Speaker: Bérénice Vallier

Date: Thursday 5th of February 2026, 10am

Abstract:

Numerous numerical models have been developed to study natural hydrothermal circulation and its interaction with industrial processes in various geothermal contexts. The main part of this presentation numerically studies deep circulation in the Upper Rhine Graben (URG) to investigate the origin of the thermal anomaly and the impact of fluid injection on induced seismicity. First, a thermo-hydro-mechanical (THM) model is developed to provide new insights into hydrothermal convection. Secondly, a numerical study based on the diffusion of overpressures from fluid injection is conducted to determine an appropriate pumping strategy that will reduce the risk of induced seismicity. Fluid injection with an oscillating flow rate is an alternative that has the potential to significantly reduce induced seismicity on distant faults while enhancing permeability in the near-well region. Drawing on my knowledge of geomodelling and deep circulation in the URG, I have conducted a preliminary study on fluid natural circulation in the Taupō Volcanic Zone (TVZ, New Zealand).

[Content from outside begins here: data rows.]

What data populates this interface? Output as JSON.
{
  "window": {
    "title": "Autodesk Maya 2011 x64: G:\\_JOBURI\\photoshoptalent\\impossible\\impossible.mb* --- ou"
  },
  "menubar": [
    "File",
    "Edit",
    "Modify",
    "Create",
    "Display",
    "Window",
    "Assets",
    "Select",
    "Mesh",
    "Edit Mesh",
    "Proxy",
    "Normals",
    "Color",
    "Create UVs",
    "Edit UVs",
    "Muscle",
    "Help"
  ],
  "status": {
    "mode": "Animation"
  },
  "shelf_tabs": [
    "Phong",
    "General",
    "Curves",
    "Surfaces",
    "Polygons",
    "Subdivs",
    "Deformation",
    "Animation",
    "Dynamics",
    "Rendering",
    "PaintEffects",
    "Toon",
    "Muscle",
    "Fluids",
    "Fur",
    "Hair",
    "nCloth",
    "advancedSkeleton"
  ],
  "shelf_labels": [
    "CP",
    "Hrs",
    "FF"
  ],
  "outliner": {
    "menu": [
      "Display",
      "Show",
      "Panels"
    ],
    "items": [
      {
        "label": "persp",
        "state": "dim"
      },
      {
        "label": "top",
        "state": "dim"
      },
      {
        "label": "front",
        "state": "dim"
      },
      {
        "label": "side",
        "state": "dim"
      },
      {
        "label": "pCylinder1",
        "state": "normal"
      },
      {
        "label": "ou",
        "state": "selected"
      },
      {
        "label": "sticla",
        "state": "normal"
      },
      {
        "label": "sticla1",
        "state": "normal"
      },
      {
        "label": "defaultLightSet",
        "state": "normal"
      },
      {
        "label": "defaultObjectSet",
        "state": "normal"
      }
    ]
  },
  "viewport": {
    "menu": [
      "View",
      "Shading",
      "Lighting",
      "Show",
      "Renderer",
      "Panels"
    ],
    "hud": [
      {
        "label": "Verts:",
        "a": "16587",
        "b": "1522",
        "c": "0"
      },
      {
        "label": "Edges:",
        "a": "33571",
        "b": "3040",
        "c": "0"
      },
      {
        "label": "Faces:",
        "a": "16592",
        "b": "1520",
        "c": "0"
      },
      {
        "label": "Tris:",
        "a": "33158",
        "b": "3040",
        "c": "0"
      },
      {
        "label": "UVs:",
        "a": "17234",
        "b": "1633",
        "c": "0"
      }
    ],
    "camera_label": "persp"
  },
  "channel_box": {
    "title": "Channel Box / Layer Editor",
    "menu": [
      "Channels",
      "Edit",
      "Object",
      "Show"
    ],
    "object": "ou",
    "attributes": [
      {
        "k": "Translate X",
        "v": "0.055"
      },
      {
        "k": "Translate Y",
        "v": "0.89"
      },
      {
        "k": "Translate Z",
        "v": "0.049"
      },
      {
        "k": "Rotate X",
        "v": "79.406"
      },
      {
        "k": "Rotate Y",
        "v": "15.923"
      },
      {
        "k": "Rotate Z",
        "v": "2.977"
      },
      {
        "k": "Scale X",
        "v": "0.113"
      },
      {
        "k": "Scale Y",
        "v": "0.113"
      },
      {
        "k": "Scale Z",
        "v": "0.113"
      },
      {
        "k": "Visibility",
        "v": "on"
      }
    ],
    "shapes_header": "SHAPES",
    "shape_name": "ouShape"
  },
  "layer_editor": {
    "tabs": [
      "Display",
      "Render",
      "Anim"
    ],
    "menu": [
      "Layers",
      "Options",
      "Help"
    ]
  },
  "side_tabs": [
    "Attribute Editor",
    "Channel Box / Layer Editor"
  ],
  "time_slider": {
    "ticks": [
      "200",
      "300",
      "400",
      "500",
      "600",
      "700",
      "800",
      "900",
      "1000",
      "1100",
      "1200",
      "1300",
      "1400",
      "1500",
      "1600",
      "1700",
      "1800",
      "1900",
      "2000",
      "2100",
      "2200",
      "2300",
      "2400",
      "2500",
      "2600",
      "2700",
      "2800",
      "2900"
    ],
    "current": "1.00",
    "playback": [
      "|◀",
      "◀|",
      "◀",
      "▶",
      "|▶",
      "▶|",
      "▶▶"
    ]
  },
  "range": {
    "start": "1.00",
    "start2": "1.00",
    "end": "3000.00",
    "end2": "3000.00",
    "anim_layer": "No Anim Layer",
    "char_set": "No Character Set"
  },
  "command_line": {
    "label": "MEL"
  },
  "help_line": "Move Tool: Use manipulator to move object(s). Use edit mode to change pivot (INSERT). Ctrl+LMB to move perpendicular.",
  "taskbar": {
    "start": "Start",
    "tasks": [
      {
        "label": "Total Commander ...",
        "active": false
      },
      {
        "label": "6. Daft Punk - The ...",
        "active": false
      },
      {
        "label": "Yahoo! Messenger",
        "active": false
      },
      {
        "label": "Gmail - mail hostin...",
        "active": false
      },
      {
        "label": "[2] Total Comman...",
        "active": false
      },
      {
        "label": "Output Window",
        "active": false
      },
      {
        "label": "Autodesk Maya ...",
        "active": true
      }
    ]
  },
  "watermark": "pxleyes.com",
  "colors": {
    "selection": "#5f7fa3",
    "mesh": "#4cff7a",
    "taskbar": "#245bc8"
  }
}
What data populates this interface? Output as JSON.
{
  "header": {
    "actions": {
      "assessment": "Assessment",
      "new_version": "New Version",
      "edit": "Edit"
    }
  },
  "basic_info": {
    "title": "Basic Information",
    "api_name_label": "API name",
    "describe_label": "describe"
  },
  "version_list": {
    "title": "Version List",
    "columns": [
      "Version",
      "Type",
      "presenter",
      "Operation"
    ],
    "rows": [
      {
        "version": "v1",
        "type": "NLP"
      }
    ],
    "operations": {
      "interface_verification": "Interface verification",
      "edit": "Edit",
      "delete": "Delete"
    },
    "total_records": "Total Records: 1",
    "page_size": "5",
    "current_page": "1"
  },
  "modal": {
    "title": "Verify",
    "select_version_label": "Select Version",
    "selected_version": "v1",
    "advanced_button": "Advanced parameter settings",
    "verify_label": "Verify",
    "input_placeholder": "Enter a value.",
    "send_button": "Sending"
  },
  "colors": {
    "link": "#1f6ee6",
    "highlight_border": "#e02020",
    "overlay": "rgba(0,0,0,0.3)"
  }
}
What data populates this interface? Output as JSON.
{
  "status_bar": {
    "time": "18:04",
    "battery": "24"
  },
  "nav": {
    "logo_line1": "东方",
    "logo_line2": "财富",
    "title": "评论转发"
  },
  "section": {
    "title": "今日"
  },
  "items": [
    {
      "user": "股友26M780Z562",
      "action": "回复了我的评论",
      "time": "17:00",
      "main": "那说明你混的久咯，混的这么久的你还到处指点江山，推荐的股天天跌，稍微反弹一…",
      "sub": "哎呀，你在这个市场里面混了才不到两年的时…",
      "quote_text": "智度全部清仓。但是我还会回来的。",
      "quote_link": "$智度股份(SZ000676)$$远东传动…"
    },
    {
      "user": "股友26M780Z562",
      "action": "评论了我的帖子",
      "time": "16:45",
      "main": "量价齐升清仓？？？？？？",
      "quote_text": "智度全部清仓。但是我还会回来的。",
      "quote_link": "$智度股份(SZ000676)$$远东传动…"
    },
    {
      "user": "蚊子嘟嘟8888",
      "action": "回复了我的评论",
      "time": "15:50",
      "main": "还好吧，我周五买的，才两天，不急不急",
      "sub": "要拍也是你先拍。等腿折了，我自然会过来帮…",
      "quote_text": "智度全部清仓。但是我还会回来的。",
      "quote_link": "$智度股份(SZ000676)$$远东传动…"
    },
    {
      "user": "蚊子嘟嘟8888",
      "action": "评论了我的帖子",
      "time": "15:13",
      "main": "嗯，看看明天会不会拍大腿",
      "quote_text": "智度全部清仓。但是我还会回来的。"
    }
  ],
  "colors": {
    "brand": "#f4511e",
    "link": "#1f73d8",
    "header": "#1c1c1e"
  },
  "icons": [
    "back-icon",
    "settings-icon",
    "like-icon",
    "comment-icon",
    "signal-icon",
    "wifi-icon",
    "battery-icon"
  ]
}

This study aims to investigate the impact of rock anisotropy on flow paths for deep geothermal fluids in fractured, highly metamorphic volcanic reservoirs in the TVZ. This preliminary study demonstrates that permeability anisotropy significantly alters fluid flow in the crust, favouring vertical flow but reducing its intensity. In future, the thermo-hydro-mechanical and chemical effects will be studied in the TVZ. Understanding these processes is crucial for identifying the mechanisms that control the opening or sealing of fractures through hydrothermal circulation in TVZ geothermal reservoirs.